Nach­dem das Euro­pa­par­la­ment Online-Abstim­mun­gen ermög­licht hatte, for­dern die Jusos Thü­rin­gen eine ähn­li­che Arbeits­weise auch im Land­tag. „Wir soll­ten die Kri­sen­zeit des Corona-Virus nut­zen, um die Digi­ta­li­sie­rung auch in den Ent­schei­dungs­gre­mien ein­zie­hen zu las­sen.“, sagt Oleg Shev­chenko, Lan­des­vor­sit­zen­der der Jusos Thü­rin­gen. Außer­dem müs­sen auch Aus­schüsse und Arbeits­grup­pen über sichere Ver­bin­dun­gen digi­tal tagen kön­nen.

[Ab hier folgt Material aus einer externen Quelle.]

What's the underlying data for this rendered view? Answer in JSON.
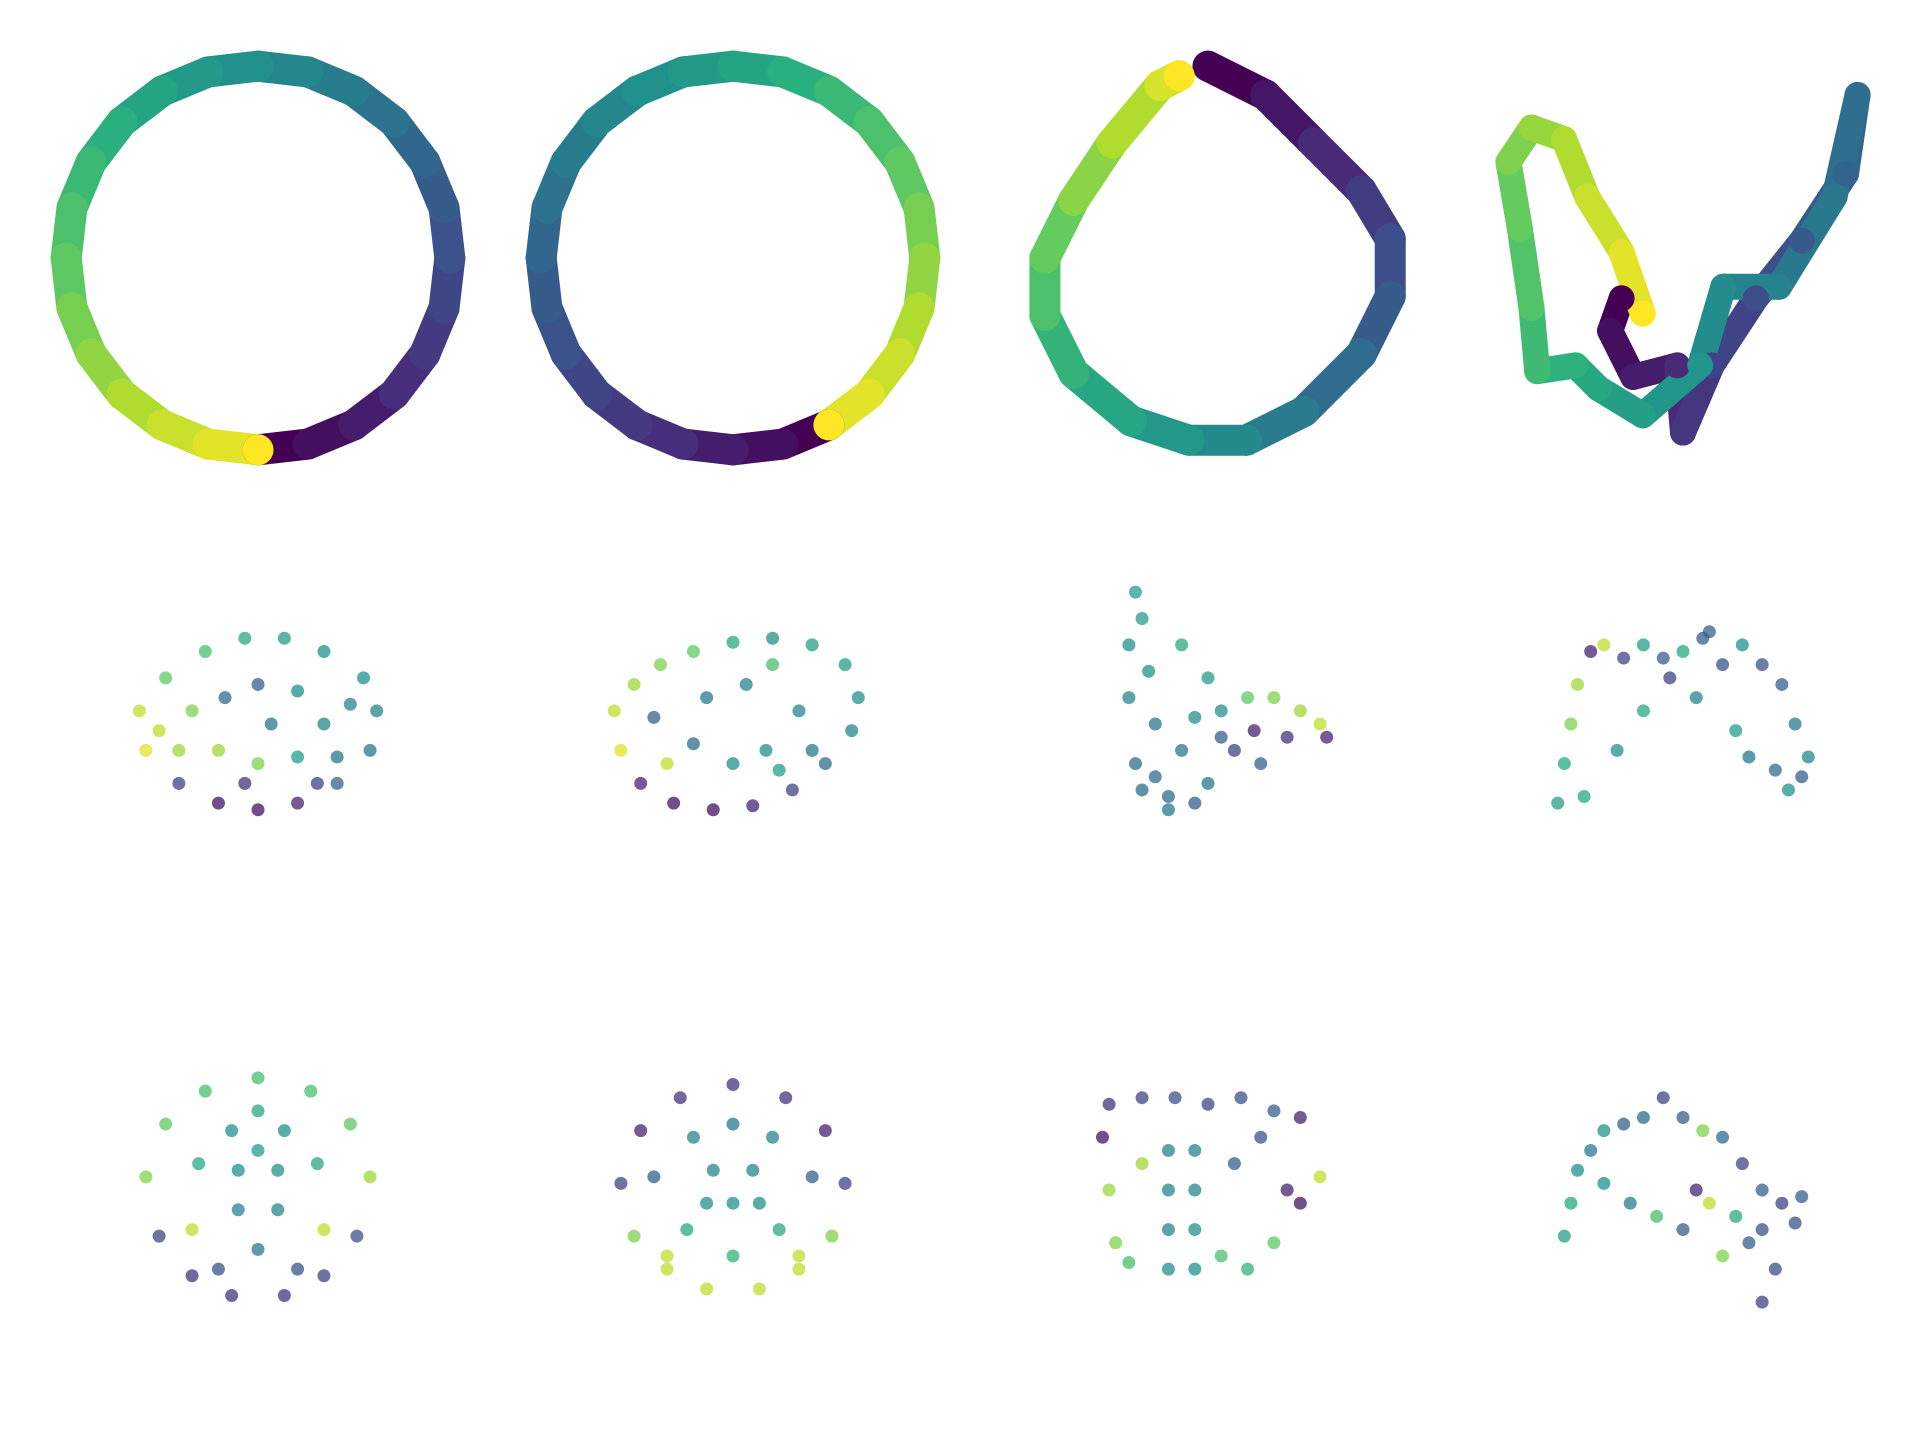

Shev­chenko ist über­zeugt davon, dass der Land­tag in Aus­nah­me­fäl­len auf Prä­senz­sit­zun­gen ver­zich­ten kann: „Der Land­tag muss auch in sol­chen Situa­tio­nen arbeits­fä­hig bleiben.“

Gleich­zei­tig müs­sen auch Kom­mu­nen die Mög­lich­kei­ten bekom­men, digi­tal ihre Gre­mien ein­be­ru­fen zu dür­fen: „So kön­nen wir absi­chern, dass die Arbeit in den kom­mu­na­len Par­la­men­ten auch in schwie­ri­gen Zei­ten wei­ter­geht.“, meint Shev­chenko abschließend.